The report said that activities such as draining wetlands — as has happened in Indonesia and Malaysia to create palm oil plantations, for example — is particularly damaging. When drained, peatlands, which store between 530 and 694 billion tons of carbon dioxide globally, release that carbon dioxide back into the atmosphere.Carbon dioxide is a major greenhouse gas, trapping the sun’s heat and warming the planet. Every 2.5 acres of peatlands release the carbon dioxide equivalent of burning 6,000 gallons of gasoline.
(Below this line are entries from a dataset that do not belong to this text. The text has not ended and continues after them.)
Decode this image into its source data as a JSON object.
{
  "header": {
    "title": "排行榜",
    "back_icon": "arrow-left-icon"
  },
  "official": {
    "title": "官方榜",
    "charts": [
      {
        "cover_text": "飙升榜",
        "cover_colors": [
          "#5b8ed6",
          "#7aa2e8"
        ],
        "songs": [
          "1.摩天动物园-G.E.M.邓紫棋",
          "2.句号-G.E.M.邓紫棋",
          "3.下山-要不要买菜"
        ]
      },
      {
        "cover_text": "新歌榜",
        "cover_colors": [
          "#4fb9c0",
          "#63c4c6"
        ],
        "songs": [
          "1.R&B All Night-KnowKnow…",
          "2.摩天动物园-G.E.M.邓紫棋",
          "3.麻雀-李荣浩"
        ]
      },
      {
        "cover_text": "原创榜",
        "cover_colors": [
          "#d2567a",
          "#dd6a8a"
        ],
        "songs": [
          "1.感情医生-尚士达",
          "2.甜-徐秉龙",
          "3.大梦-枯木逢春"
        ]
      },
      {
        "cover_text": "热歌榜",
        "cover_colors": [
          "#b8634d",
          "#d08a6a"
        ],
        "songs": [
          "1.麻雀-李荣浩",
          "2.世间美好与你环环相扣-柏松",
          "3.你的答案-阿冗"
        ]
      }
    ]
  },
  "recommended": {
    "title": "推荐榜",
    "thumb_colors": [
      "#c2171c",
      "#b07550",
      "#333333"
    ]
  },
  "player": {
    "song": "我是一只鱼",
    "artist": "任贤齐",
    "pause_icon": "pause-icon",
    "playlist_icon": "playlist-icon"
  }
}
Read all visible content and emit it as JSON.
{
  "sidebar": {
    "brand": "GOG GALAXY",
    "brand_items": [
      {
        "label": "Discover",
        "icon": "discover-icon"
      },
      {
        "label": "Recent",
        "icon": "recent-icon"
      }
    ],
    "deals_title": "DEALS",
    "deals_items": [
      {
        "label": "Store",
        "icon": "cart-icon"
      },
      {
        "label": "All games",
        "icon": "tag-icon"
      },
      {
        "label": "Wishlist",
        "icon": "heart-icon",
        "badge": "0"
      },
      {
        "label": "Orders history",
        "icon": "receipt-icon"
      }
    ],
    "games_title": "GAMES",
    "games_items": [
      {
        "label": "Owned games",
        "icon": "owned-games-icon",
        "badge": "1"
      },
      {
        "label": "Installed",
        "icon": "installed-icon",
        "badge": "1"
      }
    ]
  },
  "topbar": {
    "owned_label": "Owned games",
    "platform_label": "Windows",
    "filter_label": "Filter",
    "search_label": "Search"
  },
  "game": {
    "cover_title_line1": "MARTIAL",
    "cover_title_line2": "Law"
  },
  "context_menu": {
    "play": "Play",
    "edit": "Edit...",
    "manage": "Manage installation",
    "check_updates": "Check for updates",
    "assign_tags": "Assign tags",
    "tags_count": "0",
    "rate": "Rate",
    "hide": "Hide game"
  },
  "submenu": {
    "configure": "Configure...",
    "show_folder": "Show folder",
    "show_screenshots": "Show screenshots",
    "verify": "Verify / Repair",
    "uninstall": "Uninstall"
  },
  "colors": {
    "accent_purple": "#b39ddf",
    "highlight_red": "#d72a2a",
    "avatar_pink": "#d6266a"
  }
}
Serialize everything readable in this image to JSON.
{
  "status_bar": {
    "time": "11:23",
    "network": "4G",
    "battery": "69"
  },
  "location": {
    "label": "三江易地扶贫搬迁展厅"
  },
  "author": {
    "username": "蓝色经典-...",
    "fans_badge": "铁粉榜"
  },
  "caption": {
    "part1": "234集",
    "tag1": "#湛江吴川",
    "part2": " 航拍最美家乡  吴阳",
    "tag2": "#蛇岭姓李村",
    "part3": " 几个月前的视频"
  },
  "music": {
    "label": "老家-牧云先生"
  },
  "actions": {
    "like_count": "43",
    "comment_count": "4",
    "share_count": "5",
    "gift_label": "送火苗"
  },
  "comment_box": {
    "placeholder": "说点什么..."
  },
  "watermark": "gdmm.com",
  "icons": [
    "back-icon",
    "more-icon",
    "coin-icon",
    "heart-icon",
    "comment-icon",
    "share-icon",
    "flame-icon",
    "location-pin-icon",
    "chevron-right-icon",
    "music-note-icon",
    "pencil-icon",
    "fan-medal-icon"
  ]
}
And the emission of carbon dioxide continue long after the peatlands are drained. Of the five gigatons of greenhouse gas emissions that are released each year from deforestation and other land-use changes, “One gigaton comes from the ongoing degradation of peatlands that are already drained,” said Tim Searchinger, a senior fellow at the World Resources Institute, an environmental think tank, who is familiar with the report. (By comparison, the fossil fuel industry emitted about 37 gigatons of carbon dioxide last year, according to the institute.)

Similarly, cattle are significant producers of methane, another powerful greenhouse gas, and an increase in global demand for beef and other meats has fueled their numbers and increased deforestation in critical forest systems like the Amazon.

Since 1961 methane emissions from ruminant livestock, which includes cows as well as sheep, buffalo and goats, have significantly increased, according to the report. And each year, the amount of forested land that is cleared — much of that propelled by demand for pasture land for cattle — releases the emissions equivalent of driving 600 million cars.

Overall, the report says there is still time to address the threats by making the food system more efficient. The authors urge changes in how food is produced and distributed, including better soil management, crop diversification and fewer restrictions on trade. They also call for shifts in consumer behavior, noting that at least one-quarter of all food worldwide is wasted.